Modification of terms of appointment of Independent Director

Co Act 2013 97 views 1 replies

Dear Learned Members,

Request your clarification on the below.

A Joint Venture company has appointed independent director (Woman) voluntarily. As per the terms of appointment, the said independent director will retire on September 15, 2021 due to the end of his second term. However the company needs to have a one woman director. Can the Board of the JV company pass a resolution modifying the designation of Independent Director as Additional Director -Non Independent -Non Executive with effect from September 16, 2021 and which can be ratified in the subsequent AGM of the company.? Is this practice correct?

Replies (1)

Hey Arjun,

Regarding your query on modification of the terms of appointment of an Independent Director (ID) under the Companies Act, 2013 — here’s a detailed take:

Situation Recap:

  • The Independent Director (Woman) completes her second term and retires on 15th Sept 2021.

  • The company wants to retain her on the Board as an Additional Director (Non-Independent, Non-Executive)from 16th Sept 2021.

  • The question is: Can the Board pass a resolution for this change and ratify it later in the AGM?


Key Points under Companies Act, 2013:

  1. Term of Independent Director:

    • IDs can hold office for a maximum of two consecutive terms of 5 years each (Section 149(10)).

    • After completing the term, they must vacate office but can be reappointed after a cooling-off period of 3 years unless they are appointed as a non-independent director.

  2. Changing from Independent to Non-Independent Director:

    • The Act does not prohibit a person who has served as an Independent Director from being appointed as a regular (non-independent) director immediately after the completion of their ID term.

    • The key is the nature of appointment — a non-independent director can be appointed in the usual way (e.g., by the Board as an Additional Director, subject to shareholder approval in AGM).

  3. Appointment of Additional Director:

    • Board can appoint an Additional Director (Section 161(1)), who holds office till the next AGM.

    • The appointment is subject to ratification by shareholders in the AGM.

  4. Woman Director Requirement:

    • Section 149(1) mandates that certain companies have at least one woman director.

    • To comply with this, the company can appoint the retiring woman ID as a non-independent director.

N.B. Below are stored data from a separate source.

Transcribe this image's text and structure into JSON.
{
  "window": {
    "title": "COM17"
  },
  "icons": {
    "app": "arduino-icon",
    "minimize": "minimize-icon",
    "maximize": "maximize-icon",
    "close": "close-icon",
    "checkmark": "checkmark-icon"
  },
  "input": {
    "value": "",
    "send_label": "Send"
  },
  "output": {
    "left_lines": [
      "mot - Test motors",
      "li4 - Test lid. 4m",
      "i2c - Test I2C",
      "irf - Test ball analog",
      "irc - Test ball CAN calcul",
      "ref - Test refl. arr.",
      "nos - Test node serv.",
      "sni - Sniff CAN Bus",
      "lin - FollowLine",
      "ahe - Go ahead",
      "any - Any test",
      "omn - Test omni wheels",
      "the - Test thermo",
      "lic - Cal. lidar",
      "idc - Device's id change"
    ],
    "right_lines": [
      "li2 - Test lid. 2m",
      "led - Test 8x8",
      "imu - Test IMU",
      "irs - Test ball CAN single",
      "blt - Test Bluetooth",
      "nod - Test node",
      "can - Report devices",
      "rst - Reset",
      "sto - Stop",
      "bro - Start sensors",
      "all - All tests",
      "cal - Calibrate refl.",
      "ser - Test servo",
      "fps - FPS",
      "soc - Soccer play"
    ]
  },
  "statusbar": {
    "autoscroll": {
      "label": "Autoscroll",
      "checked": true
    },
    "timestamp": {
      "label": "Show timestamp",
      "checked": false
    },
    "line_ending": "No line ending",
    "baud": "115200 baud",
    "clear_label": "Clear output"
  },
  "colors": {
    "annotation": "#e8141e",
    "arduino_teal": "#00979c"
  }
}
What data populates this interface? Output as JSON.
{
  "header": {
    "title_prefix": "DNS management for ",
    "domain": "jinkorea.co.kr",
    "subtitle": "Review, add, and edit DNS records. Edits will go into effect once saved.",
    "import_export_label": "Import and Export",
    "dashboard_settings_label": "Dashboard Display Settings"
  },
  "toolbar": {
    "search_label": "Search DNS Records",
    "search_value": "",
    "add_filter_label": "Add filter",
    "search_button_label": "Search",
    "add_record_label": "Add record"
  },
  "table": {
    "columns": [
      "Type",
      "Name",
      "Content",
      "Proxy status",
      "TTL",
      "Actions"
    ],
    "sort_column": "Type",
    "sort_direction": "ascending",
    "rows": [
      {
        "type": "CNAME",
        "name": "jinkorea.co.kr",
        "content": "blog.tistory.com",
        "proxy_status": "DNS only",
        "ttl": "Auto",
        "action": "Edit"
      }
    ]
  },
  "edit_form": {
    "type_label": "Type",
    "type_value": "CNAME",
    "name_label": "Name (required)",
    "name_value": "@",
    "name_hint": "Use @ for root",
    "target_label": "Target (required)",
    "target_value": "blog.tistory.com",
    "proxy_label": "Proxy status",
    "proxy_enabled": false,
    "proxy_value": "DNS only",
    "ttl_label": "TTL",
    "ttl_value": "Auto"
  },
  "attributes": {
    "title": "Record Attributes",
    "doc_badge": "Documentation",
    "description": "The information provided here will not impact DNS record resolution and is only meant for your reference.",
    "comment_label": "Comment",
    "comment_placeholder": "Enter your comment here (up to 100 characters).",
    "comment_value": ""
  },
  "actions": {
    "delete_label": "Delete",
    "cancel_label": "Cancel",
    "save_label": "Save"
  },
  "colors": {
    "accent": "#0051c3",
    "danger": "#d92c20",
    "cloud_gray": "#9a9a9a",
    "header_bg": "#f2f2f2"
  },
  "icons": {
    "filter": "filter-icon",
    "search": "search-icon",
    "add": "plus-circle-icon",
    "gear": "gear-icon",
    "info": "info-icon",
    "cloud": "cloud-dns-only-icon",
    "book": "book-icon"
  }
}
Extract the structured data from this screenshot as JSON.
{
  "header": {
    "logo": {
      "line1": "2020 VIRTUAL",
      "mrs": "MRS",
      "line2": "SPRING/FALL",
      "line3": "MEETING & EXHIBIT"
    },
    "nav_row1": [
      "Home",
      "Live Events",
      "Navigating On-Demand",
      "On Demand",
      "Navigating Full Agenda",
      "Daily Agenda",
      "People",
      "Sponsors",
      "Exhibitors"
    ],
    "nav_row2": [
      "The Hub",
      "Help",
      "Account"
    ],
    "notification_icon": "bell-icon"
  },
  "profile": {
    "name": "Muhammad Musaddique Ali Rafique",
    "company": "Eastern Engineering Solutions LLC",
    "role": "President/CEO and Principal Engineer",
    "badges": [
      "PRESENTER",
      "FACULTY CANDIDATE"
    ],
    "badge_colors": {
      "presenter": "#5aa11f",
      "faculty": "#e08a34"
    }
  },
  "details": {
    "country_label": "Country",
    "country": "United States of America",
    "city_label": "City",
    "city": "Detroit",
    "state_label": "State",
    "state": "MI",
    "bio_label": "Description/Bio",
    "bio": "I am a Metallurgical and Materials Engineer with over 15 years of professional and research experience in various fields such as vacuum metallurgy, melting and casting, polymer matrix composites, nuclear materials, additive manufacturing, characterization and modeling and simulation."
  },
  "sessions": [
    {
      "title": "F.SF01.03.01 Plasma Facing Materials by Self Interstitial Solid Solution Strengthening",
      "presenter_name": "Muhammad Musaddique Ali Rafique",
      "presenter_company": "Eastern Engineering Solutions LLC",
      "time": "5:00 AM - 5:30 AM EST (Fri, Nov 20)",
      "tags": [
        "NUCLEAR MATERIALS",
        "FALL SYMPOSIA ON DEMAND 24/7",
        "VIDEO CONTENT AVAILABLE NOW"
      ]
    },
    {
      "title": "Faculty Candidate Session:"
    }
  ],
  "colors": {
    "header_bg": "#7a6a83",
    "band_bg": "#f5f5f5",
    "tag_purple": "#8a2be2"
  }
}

So, Is this practice correct?

  • Yes, the Board can pass a resolution on or after 16th Sept 2021 appointing the retiring Independent Director as an Additional Director (Non-Independent, Non-Executive).

  • The appointment is valid until it is ratified in the next AGM.

  • This will ensure compliance with the woman director requirement.

  • Ensure the proper disclosure and filing with ROC for change in directorship and designation.


Important:

  • Check the company’s Articles of Association (AoA) for any restrictions.

  • Ensure that the appointment does not violate any contract or agreement with the retiring ID.

  • Transparency and proper documentation will help avoid disputes.